Ironman: Christian Brader feiert Podestplatz in Frankreich

Vichy, Ironman

Mit einem dritten Platz hat Triathlon-Profi Christian Brader beim Ironman in Vichy (Frankreich) überrascht. in 8:31:21 Stunden meisterte der 35-jährige vom TV Memmingen 3,9 Kilometer Schwimmen, 180 Kilometer Radfahren und 42,2 Kilometer Laufen. Den Sieh holte der Schweizer Mauro Bärtsch in 8:23. Hier lest ihr Christians Bericht:

Beim erstmals ausgetragenen Ironman in Vichy war im Vorfeld schon mit hohen Temperaturen zu rechnen. Über 35° waren vorher gesagt. Bei 24° Wassertemperatur wird in Frankreich gerade noch der Neoprenanzug erlaubt, weshalb auch niemand ohne den Kälteschutz ins Wasser geht, obwohl es eigentlich viel zu warm ist um im Wettkampfmodus zu schwimmen. Eine Entscheidung die mir gar nicht schmeckte, da ich besonders zur Überhitzung in dem Gummianzug neige.

Beim Schwimmen in dem Fluss Alier setzte sich ein kleines Grüppchen von mir ab. Für eine weitere Gruppe hinter mir war ich aber zu schnell, sodass ich die kompletten 3,8km alleine geschwommen bin. Aufgrund der konfusen Bojensetzung, würde ich des öfteren in die Irre geführt und verlor wertvolle Zeit. Nach 57 Minuten stieg ich dann als 11. Profi aus dem Wasser mit ca. 6 Minuten Rückstand auf die Spitze.

Die Radstrecke war relativ flach, doch sehr windanfällig und mit extrem schlechtem Asphalt bestückt. Trotz dass ich auch hier ohne Gruppe fahren musste, konnte ich den Rückstand zur Spitze relativ konstant halten. In 4:36 h beendete ich die 180km auf dem 5. Platz. Das Podium war rückte näher, aber ich wusste, dass es noch sehr schwer werden könnte, da auf dem Marathon die Mittagshitze mit über 35 Grad herrschte. Hier darf man keinen Fehler machen und sich vor allem nicht verleiten lassen am Anfang zu schnell anzulaufen, auch wenn die Konkurrenz dies scheinbar mühelos tut.

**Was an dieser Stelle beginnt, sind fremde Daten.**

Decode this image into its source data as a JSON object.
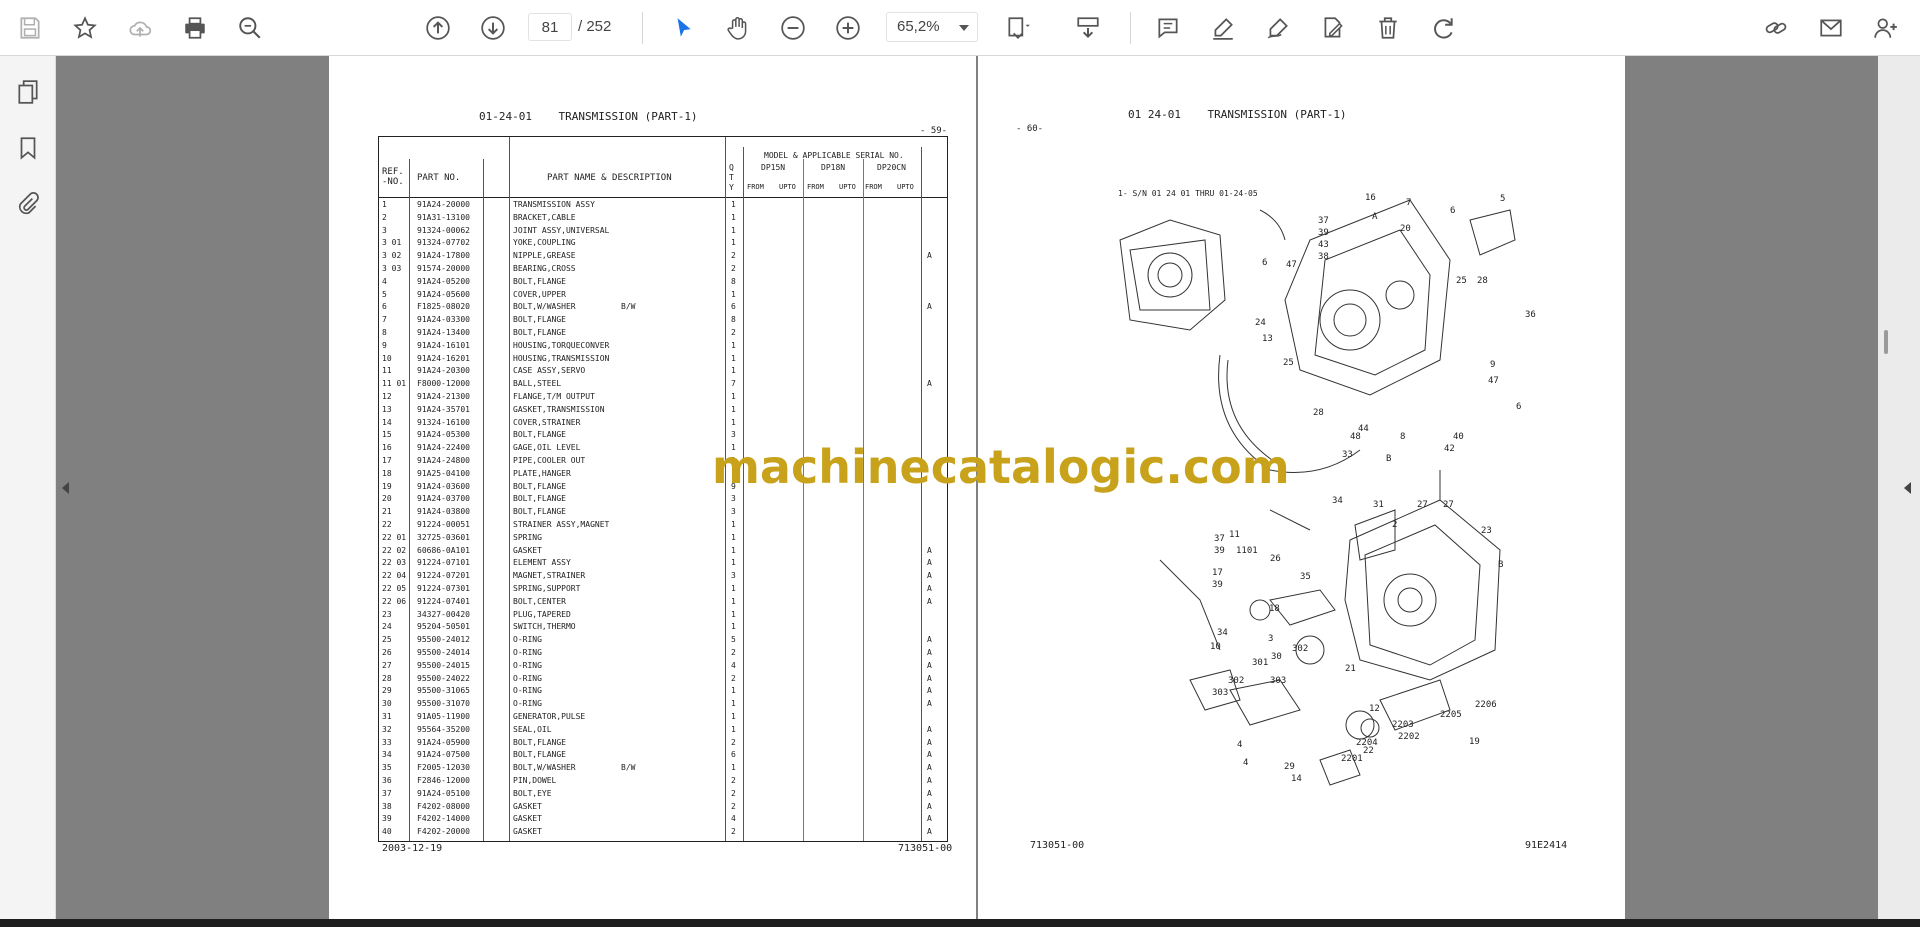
{
  "toolbar": {
    "page_current": "81",
    "page_separator": "/",
    "page_total": "252",
    "zoom": "65,2%",
    "icons": [
      "save-icon",
      "star-icon",
      "cloud-upload-icon",
      "print-icon",
      "zoom-search-icon",
      "page-up-icon",
      "page-down-icon",
      "zoom-out-icon",
      "zoom-in-icon",
      "select-cursor-icon",
      "hand-icon",
      "fit-page-icon",
      "scroll-mode-icon",
      "comment-icon",
      "highlight-pen-icon",
      "draw-icon",
      "edit-sign-icon",
      "trash-icon",
      "redo-icon",
      "share-link-icon",
      "email-icon",
      "add-user-icon"
    ]
  },
  "left_panel": {
    "icons": [
      "pages-icon",
      "bookmark-icon",
      "attachment-icon"
    ]
  },
  "watermark": "machinecatalogic.com",
  "left_page": {
    "heading_code": "01-24-01",
    "heading_title": "TRANSMISSION (PART-1)",
    "page_number": "- 59-",
    "header": {
      "ref_no": "REF.\n-NO.",
      "part_no": "PART NO.",
      "part_name": "PART NAME & DESCRIPTION",
      "qty": "Q\nT\nY",
      "model_serial": "MODEL & APPLICABLE SERIAL NO.",
      "models": [
        "DP15N",
        "DP18N",
        "DP20CN"
      ],
      "from": "FROM",
      "upto": "UPTO"
    },
    "rows": [
      {
        "ref": "1",
        "part": "91A24-20000",
        "name": "TRANSMISSION ASSY",
        "qty": "1",
        "note": ""
      },
      {
        "ref": "2",
        "part": "91A31-13100",
        "name": "BRACKET,CABLE",
        "qty": "1",
        "note": ""
      },
      {
        "ref": "3",
        "part": "91324-00062",
        "name": "JOINT ASSY,UNIVERSAL",
        "qty": "1",
        "note": ""
      },
      {
        "ref": "3 01",
        "part": "91324-07702",
        "name": "YOKE,COUPLING",
        "qty": "1",
        "note": ""
      },
      {
        "ref": "3 02",
        "part": "91A24-17800",
        "name": "NIPPLE,GREASE",
        "qty": "2",
        "note": "A"
      },
      {
        "ref": "3 03",
        "part": "91574-20000",
        "name": "BEARING,CROSS",
        "qty": "2",
        "note": ""
      },
      {
        "ref": "4",
        "part": "91A24-05200",
        "name": "BOLT,FLANGE",
        "qty": "8",
        "note": ""
      },
      {
        "ref": "5",
        "part": "91A24-05600",
        "name": "COVER,UPPER",
        "qty": "1",
        "note": ""
      },
      {
        "ref": "6",
        "part": "F1825-08020",
        "name": "BOLT,W/WASHER",
        "qty": "6",
        "note": "A"
      },
      {
        "ref": "7",
        "part": "91A24-03300",
        "name": "BOLT,FLANGE",
        "qty": "8",
        "note": ""
      },
      {
        "ref": "8",
        "part": "91A24-13400",
        "name": "BOLT,FLANGE",
        "qty": "2",
        "note": ""
      },
      {
        "ref": "9",
        "part": "91A24-16101",
        "name": "HOUSING,TORQUECONVER",
        "qty": "1",
        "note": ""
      },
      {
        "ref": "10",
        "part": "91A24-16201",
        "name": "HOUSING,TRANSMISSION",
        "qty": "1",
        "note": ""
      },
      {
        "ref": "11",
        "part": "91A24-20300",
        "name": "CASE ASSY,SERVO",
        "qty": "1",
        "note": ""
      },
      {
        "ref": "11 01",
        "part": "F8000-12000",
        "name": "BALL,STEEL",
        "qty": "7",
        "note": "A"
      },
      {
        "ref": "12",
        "part": "91A24-21300",
        "name": "FLANGE,T/M OUTPUT",
        "qty": "1",
        "note": ""
      },
      {
        "ref": "13",
        "part": "91A24-35701",
        "name": "GASKET,TRANSMISSION",
        "qty": "1",
        "note": ""
      },
      {
        "ref": "14",
        "part": "91324-16100",
        "name": "COVER,STRAINER",
        "qty": "1",
        "note": ""
      },
      {
        "ref": "15",
        "part": "91A24-05300",
        "name": "BOLT,FLANGE",
        "qty": "3",
        "note": ""
      },
      {
        "ref": "16",
        "part": "91A24-22400",
        "name": "GAGE,OIL LEVEL",
        "qty": "1",
        "note": ""
      },
      {
        "ref": "17",
        "part": "91A24-24800",
        "name": "PIPE,COOLER OUT",
        "qty": "1",
        "note": ""
      },
      {
        "ref": "18",
        "part": "91A25-04100",
        "name": "PLATE,HANGER",
        "qty": "1",
        "note": ""
      },
      {
        "ref": "19",
        "part": "91A24-03600",
        "name": "BOLT,FLANGE",
        "qty": "9",
        "note": ""
      },
      {
        "ref": "20",
        "part": "91A24-03700",
        "name": "BOLT,FLANGE",
        "qty": "3",
        "note": ""
      },
      {
        "ref": "21",
        "part": "91A24-03800",
        "name": "BOLT,FLANGE",
        "qty": "3",
        "note": ""
      },
      {
        "ref": "22",
        "part": "91224-00051",
        "name": "STRAINER ASSY,MAGNET",
        "qty": "1",
        "note": ""
      },
      {
        "ref": "22 01",
        "part": "32725-03601",
        "name": "SPRING",
        "qty": "1",
        "note": ""
      },
      {
        "ref": "22 02",
        "part": "60686-0A101",
        "name": "GASKET",
        "qty": "1",
        "note": "A"
      },
      {
        "ref": "22 03",
        "part": "91224-07101",
        "name": "ELEMENT ASSY",
        "qty": "1",
        "note": "A"
      },
      {
        "ref": "22 04",
        "part": "91224-07201",
        "name": "MAGNET,STRAINER",
        "qty": "3",
        "note": "A"
      },
      {
        "ref": "22 05",
        "part": "91224-07301",
        "name": "SPRING,SUPPORT",
        "qty": "1",
        "note": "A"
      },
      {
        "ref": "22 06",
        "part": "91224-07401",
        "name": "BOLT,CENTER",
        "qty": "1",
        "note": "A"
      },
      {
        "ref": "23",
        "part": "34327-00420",
        "name": "PLUG,TAPERED",
        "qty": "1",
        "note": ""
      },
      {
        "ref": "24",
        "part": "95204-50501",
        "name": "SWITCH,THERMO",
        "qty": "1",
        "note": ""
      },
      {
        "ref": "25",
        "part": "95500-24012",
        "name": "O-RING",
        "qty": "5",
        "note": "A"
      },
      {
        "ref": "26",
        "part": "95500-24014",
        "name": "O-RING",
        "qty": "2",
        "note": "A"
      },
      {
        "ref": "27",
        "part": "95500-24015",
        "name": "O-RING",
        "qty": "4",
        "note": "A"
      },
      {
        "ref": "28",
        "part": "95500-24022",
        "name": "O-RING",
        "qty": "2",
        "note": "A"
      },
      {
        "ref": "29",
        "part": "95500-31065",
        "name": "O-RING",
        "qty": "1",
        "note": "A"
      },
      {
        "ref": "30",
        "part": "95500-31070",
        "name": "O-RING",
        "qty": "1",
        "note": "A"
      },
      {
        "ref": "31",
        "part": "91A05-11900",
        "name": "GENERATOR,PULSE",
        "qty": "1",
        "note": ""
      },
      {
        "ref": "32",
        "part": "95564-35200",
        "name": "SEAL,OIL",
        "qty": "1",
        "note": "A"
      },
      {
        "ref": "33",
        "part": "91A24-05900",
        "name": "BOLT,FLANGE",
        "qty": "2",
        "note": "A"
      },
      {
        "ref": "34",
        "part": "91A24-07500",
        "name": "BOLT,FLANGE",
        "qty": "6",
        "note": "A"
      },
      {
        "ref": "35",
        "part": "F2005-12030",
        "name": "BOLT,W/WASHER",
        "qty": "1",
        "note": "A"
      },
      {
        "ref": "36",
        "part": "F2846-12000",
        "name": "PIN,DOWEL",
        "qty": "2",
        "note": "A"
      },
      {
        "ref": "37",
        "part": "91A24-05100",
        "name": "BOLT,EYE",
        "qty": "2",
        "note": "A"
      },
      {
        "ref": "38",
        "part": "F4202-08000",
        "name": "GASKET",
        "qty": "2",
        "note": "A"
      },
      {
        "ref": "39",
        "part": "F4202-14000",
        "name": "GASKET",
        "qty": "4",
        "note": "A"
      },
      {
        "ref": "40",
        "part": "F4202-20000",
        "name": "GASKET",
        "qty": "2",
        "note": "A"
      }
    ],
    "bw_note": "B/W",
    "footer_left": "2003-12-19",
    "footer_right": "713051-00"
  },
  "right_page": {
    "page_number": "- 60-",
    "heading_code": "01 24-01",
    "heading_title": "TRANSMISSION (PART-1)",
    "diagram_note": "1- S/N 01 24 01 THRU 01-24-05",
    "callouts": [
      "16",
      "37",
      "39",
      "43",
      "38",
      "7",
      "20",
      "6",
      "5",
      "47",
      "6",
      "A",
      "25",
      "28",
      "36",
      "24",
      "13",
      "25",
      "9",
      "47",
      "6",
      "28",
      "44",
      "48",
      "33",
      "8",
      "40",
      "42",
      "B",
      "34",
      "31",
      "27",
      "27",
      "2",
      "23",
      "37",
      "39",
      "11",
      "1101",
      "26",
      "35",
      "17",
      "39",
      "18",
      "B",
      "34",
      "10",
      "3",
      "30",
      "302",
      "301",
      "303",
      "302",
      "303",
      "21",
      "12",
      "4",
      "2206",
      "2205",
      "19",
      "2203",
      "2202",
      "2201",
      "22",
      "2204",
      "29",
      "14",
      "4"
    ],
    "footer_left": "713051-00",
    "footer_right": "91E2414"
  }
}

Von Anfang an hatte ich mit leichten Magenschmerzen zu kämpfen, die mich allerdings zu keiner Zwangsstopp zwangen. Es war nur äusserst unangenehm damit zu laufen und nicht trotz Schmerz seinen Rhythmus beizubehalten. Auf die Hitze hatte ich mich gut eingestellt und kam damit durch ständiges Kühlen und nochmals Kühlen ganz gut klar. Auf dem Rad hatte ich mich deshalb auch gegen einen Aerodynamischen Zeitfahrhelm entschieden, um stattdessen mit einem gut belüfteten klassischen Strassenhelm zu fahren. Beim Laufen nahm ich dann auch einige Mal in Kauf einige Male stehen zu bleiben und mir eine Flasche mit Wasser auf zu füllen, die ich dann auf den folgenden Kilometern in praller Sonne Stück für Stück über den Kopf schütten konnte. Mit dieser Taktik lief dann relativ konstant und eroberte nach knapp 32 km den 3. Platz. Trotz einer Stopp and Go Strafe beim Laufen von ca. 1 Minute, weil der Reisverschluss meines Anzuges zu weit geöffnet war, konnte ich in 2:52 Stunden den schnellsten Marathon laufen.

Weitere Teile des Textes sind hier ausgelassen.